Kesempatan memberikan sambutan dengan ucapan selamat kepada kedua
mempelai, digunakan penulis untuk berbicara kepada orang-orang NU yang
seperti itu. Karena merekalah yang nantinya akan menggerakkan
kawan-kawan NU yang lain sampai dengan pemilu. Dalam sambutan yang
paling banter hanya memakan waktu 15 menit, penulis mencoba menyakinkan
para warga NU tersebut, untuk nantinya memilih PKB. Lalu bagaimana
bagaimana halnya dengan para warga PKB yang tidak berasal dari NU?
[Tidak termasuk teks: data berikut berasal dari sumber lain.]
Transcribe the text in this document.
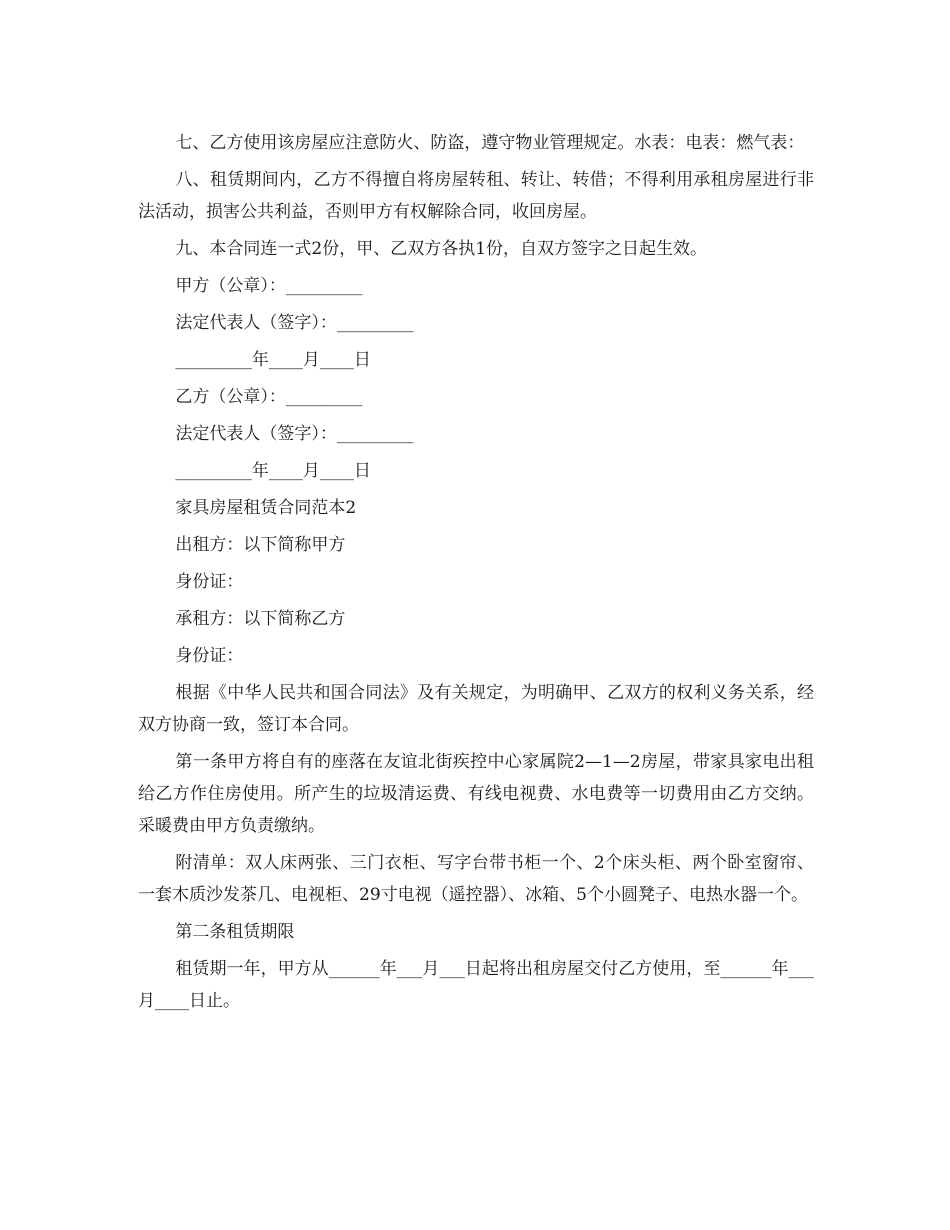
七、乙方使用该房屋应注意防火、防盗，遵守物业管理规定。水表：电表：燃气表：

八、租赁期间内，乙方不得擅自将房屋转租、转让、转借；不得利用承租房屋进行非法活动，损害公共利益，否则甲方有权解除合同，收回房屋。

九、本合同连一式2份，甲、乙双方各执1份，自双方签字之日起生效。

甲方（公章）：_________

法定代表人（签字）：_________

_________年____月____日

乙方（公章）：_________

法定代表人（签字）：_________

_________年____月____日

家具房屋租赁合同范本2

出租方：以下简称甲方

身份证：

承租方：以下简称乙方

身份证：

根据《中华人民共和国合同法》及有关规定，为明确甲、乙双方的权利义务关系，经双方协商一致，签订本合同。

第一条甲方将自有的座落在友谊北街疾控中心家属院2—1—2房屋，带家具家电出租给乙方作住房使用。所产生的垃圾清运费、有线电视费、水电费等一切费用由乙方交纳。采暖费由甲方负责缴纳。

附清单：双人床两张、三门衣柜、写字台带书柜一个、2个床头柜、两个卧室窗帘、一套木质沙发茶几、电视柜、29寸电视（遥控器）、冰箱、5个小圆凳子、电热水器一个。

第二条租赁期限

租赁期一年，甲方从______年___月___日起将出租房屋交付乙方使用，至______年___月____日止。
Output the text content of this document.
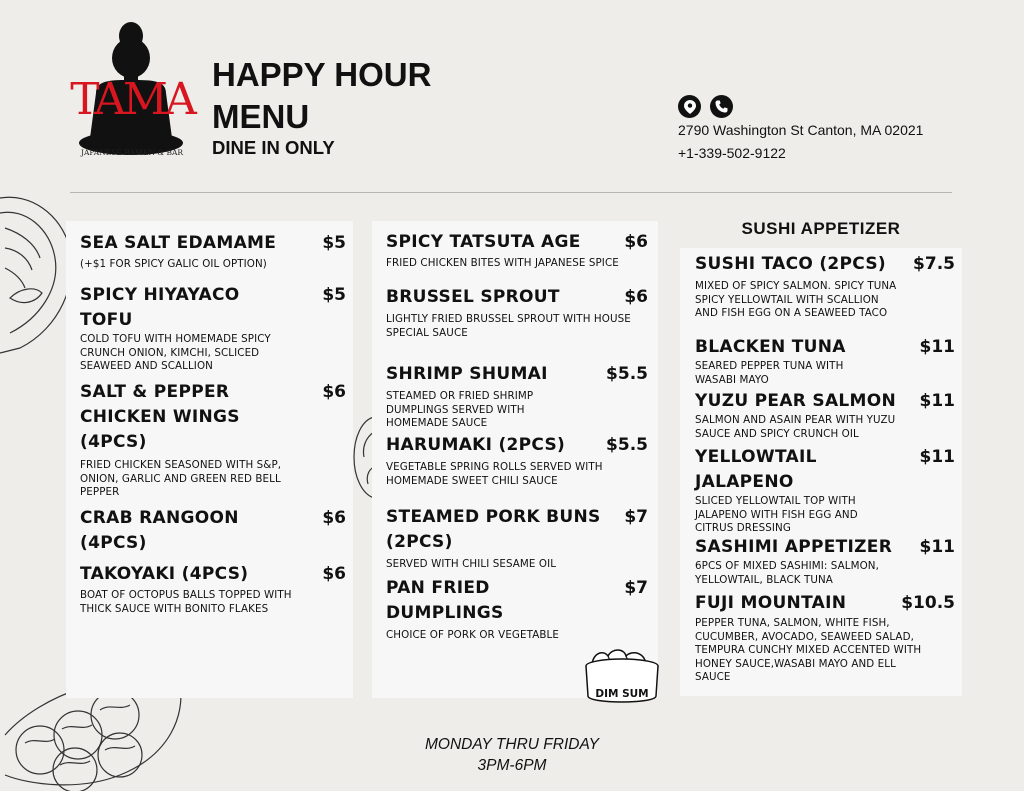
TAMA
JAPANESE RAMEN & BAR
HAPPY HOUR
MENU
DINE IN ONLY
2790 Washington St Canton, MA 02021
+1-339-502-9122
SEA SALT EDAMAME	$5
(+$1 FOR SPICY GALIC OIL OPTION)
SPICY HIYAYACO TOFU
$5
COLD TOFU WITH HOMEMADE SPICY CRUNCH ONION, KIMCHI, SCLICED SEAWEED AND SCALLION
SALT & PEPPER CHICKEN WINGS (4PCS)
$6
FRIED CHICKEN SEASONED WITH S&P, ONION, GARLIC AND GREEN RED BELL PEPPER
CRAB RANGOON (4PCS)
$6
TAKOYAKI (4PCS)	$6
BOAT OF OCTOPUS BALLS TOPPED WITH THICK SAUCE WITH BONITO FLAKES
SPICY TATSUTA AGE	$6
FRIED CHICKEN BITES WITH JAPANESE SPICE
BRUSSEL SPROUT	$6
LIGHTLY FRIED BRUSSEL SPROUT WITH HOUSE SPECIAL SAUCE
SHRIMP SHUMAI	$5.5
STEAMED OR FRIED SHRIMP DUMPLINGS SERVED WITH HOMEMADE SAUCE
HARUMAKI (2PCS)	$5.5
VEGETABLE SPRING ROLLS SERVED WITH HOMEMADE SWEET CHILI SAUCE
STEAMED PORK BUNS (2PCS)
$7
SERVED WITH CHILI SESAME OIL
PAN FRIED DUMPLINGS
$7
CHOICE OF PORK OR VEGETABLE
DIM SUM
SUSHI APPETIZER
SUSHI TACO (2PCS)	$7.5
MIXED OF SPICY SALMON. SPICY TUNA SPICY YELLOWTAIL WITH SCALLION AND FISH EGG ON A SEAWEED TACO
BLACKEN TUNA	$11
SEARED PEPPER TUNA WITH WASABI MAYO
YUZU PEAR SALMON	$11
SALMON AND ASAIN PEAR WITH YUZU SAUCE AND SPICY CRUNCH OIL
YELLOWTAIL JALAPENO
$11
SLICED YELLOWTAIL TOP WITH JALAPENO WITH FISH EGG AND CITRUS DRESSING
SASHIMI APPETIZER	$11
6PCS OF MIXED SASHIMI: SALMON, YELLOWTAIL, BLACK TUNA
FUJI MOUNTAIN	$10.5
PEPPER TUNA, SALMON, WHITE FISH, CUCUMBER, AVOCADO, SEAWEED SALAD, TEMPURA CUNCHY MIXED ACCENTED WITH HONEY SAUCE,WASABI MAYO AND ELL SAUCE
MONDAY THRU FRIDAY
3PM-6PM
Bukankah PKB sekarang sekarang sedang “laku” di berbagai kalangan, baik
kalangan etnis Tionghoa, kalangan non-muslim maupun kalangan-kalangan
lain. Jawabnya sederhana saja, yaitu bahwa nanti PKB akan berkampanye
antara lain dengan tema-tema yang sama bagi para warga NU. Hanya dengan
cara demikian, warga NU maupun non-NU dalam PKB sedikit banyak tahu
langkah-langkah yang tadinya sama sekali tidak diperhatikan.
*****
Nah, apa yang tadinya tidak diperhatikan itu, adalah proses
demokratisasi. Apa saja cakupan proses tersebut? Ini tidak pernah
diperhatikan dengan sungguh-sungguh, apalagi oleh kalangan NU yang
dianggap mewakili masyarakat pedesaan. Sedangkan kelompok-kelompok LSM
dan lain-lainnya di kawasan urban juga tidak begitu tanggap dengan hal
ini, karena dipenuhi dengan emosi. Maka pihak-pihak tersebut hanya
marah-marah pada tidak adanya demokrasi di negeri ini.
Paling jauh yang
dipersalahkan adalah pemerintahan yang ternyata bersemangat feodal dan
tidak begitu hirau terhadap proses demokratisasi. Sikap tidak demokratis
itu sudah begitu jauh merasuki jiwa bangsa ini, terbukti dari lahirnya
perundang-undangan yang tidak demokratis, yang dihasilkan oleh
lembaga-lembaga perwakilan rakyat kita, seperti DPR RI dan MPR-RI.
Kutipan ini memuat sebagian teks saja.